Global sales of electric cars accelerate fast in 2020 despite pandemic

Global sales of electric cars accelerated fast in 2020, rising by 43% to more than 3m, despite overall car sales slumping by a fifth during the coronavirus pandemic.

Tesla was the brand selling the most electric cars, delivering almost 500,000, followed by Volkswagen. Sales of electric cars more than doubled in Europe, pushing the region past China as the world’s biggest market for them, according to data published on Tuesday by EV-volumes.com, a Sweden-based consultancy.

Sales of battery electric vehicles (BEVs) and plug-in hybrid electric vehicles (PHEVs) made up 4.2% of the global car market, up from 2.5% in 2019. The rising sales are being driven by government policies to reduce carbon emissions, but a key factor is that electric cars are simply a better technology, said Viktor Irle, sales and marketing analyst at EV-volumes.com.

Sales of electric cars did fall below 2019’s levels from March to June, at the height of the Covid-19 lockdowns, but recovered strongly after that and by December were at double the level in December 2019.

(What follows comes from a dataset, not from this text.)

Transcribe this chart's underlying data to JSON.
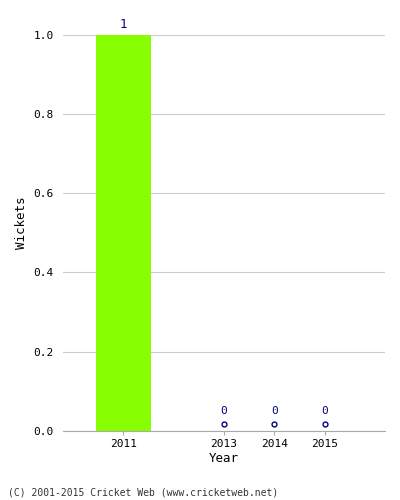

A series of governments have set dates for the end of sales of fossil fuel-powered cars in the next decade or so. “The political push is still there – [governments] everywhere speak about the green recovery,” said Irle.

“But the main reason for growth is simple – electric cars are a better technology. There is no noise, no pollution, better acceleration, and cheaper running costs. If people test-drive an electric car, they’re not going to go back to gasoline vehicles. The problem at the moment is that the price is a little bit higher, but the cost is really coming down as well.”

Irle said the surge in sales in Europe may in part be because carmakers had to meet EU emissions targets averaged across their fleets in 2020, and may have pushed sales of low-emission vehicles more than in 2019.

The relatively high purchase prices of today’s electric cars may have helped manufacturers weather the Covid-19 storm, Irle added: “The cheap car segments are always the worst hit [in recessions], because it’s not normally high-income people that buy those cars.”

Tesla’s approach of selling cars directly to customers, rather than via franchised dealers, may also have helped while others’ showrooms were closed, and carmakers including Volkswagen also took up this sales approach in 2020.

There are about 150 new BEV and PHEV models expected on the market in 2021. This indicates that 2021 will see continued growth, said Irle, who estimates sales of about 4.6m electric cars by the end of the year.

The EV-volumes.com data showed the five highest national sales were in China (1.3m ), Germany (0.4m), the US (0.3m), France and the UK (both 0.2m). However, growth in the US was only 4% in 2020, due to few new models being available.

In the UK, 2020 was a record year for electric vehicle sales, according to data from the trade body SMMT, which said the sector was looking to a green recovery from poor overall sales.

Sales of BEVs almost tripled in the UK, while those of PHEVs almost doubled, giving the vehicles a combined market share of 10.7%. Other non-plug-in hybrids took 18% of the market, but overall car sales were down 29%. In December 2020, BEVs and PHEVs outsold diesel cars by two to one in the UK, while the Tesla Model 3 was the UK’s top selling car that month.

“The accelerated take-up [of electric vehicles] in 2020 is encouraging but a true mass market depends on a wide range of models at competitive prices,” said Steve Gooding, director of pro-motoring organisation the RAC Foundation. “The industry is delivering on the first point – there are reports that more plug-ins will be launched in the UK in 2021 than those running on petrol and diesel – but there remains an affordability gap.

“Much attention also focuses on battery-powered cars as being ideal for the city, but they could be just at home in rural and remote areas where there is plenty of space for public and private recharging facilities, and a relative scarcity of forecourts selling fossil fuels, and where there is availability it comes at an inflated price.”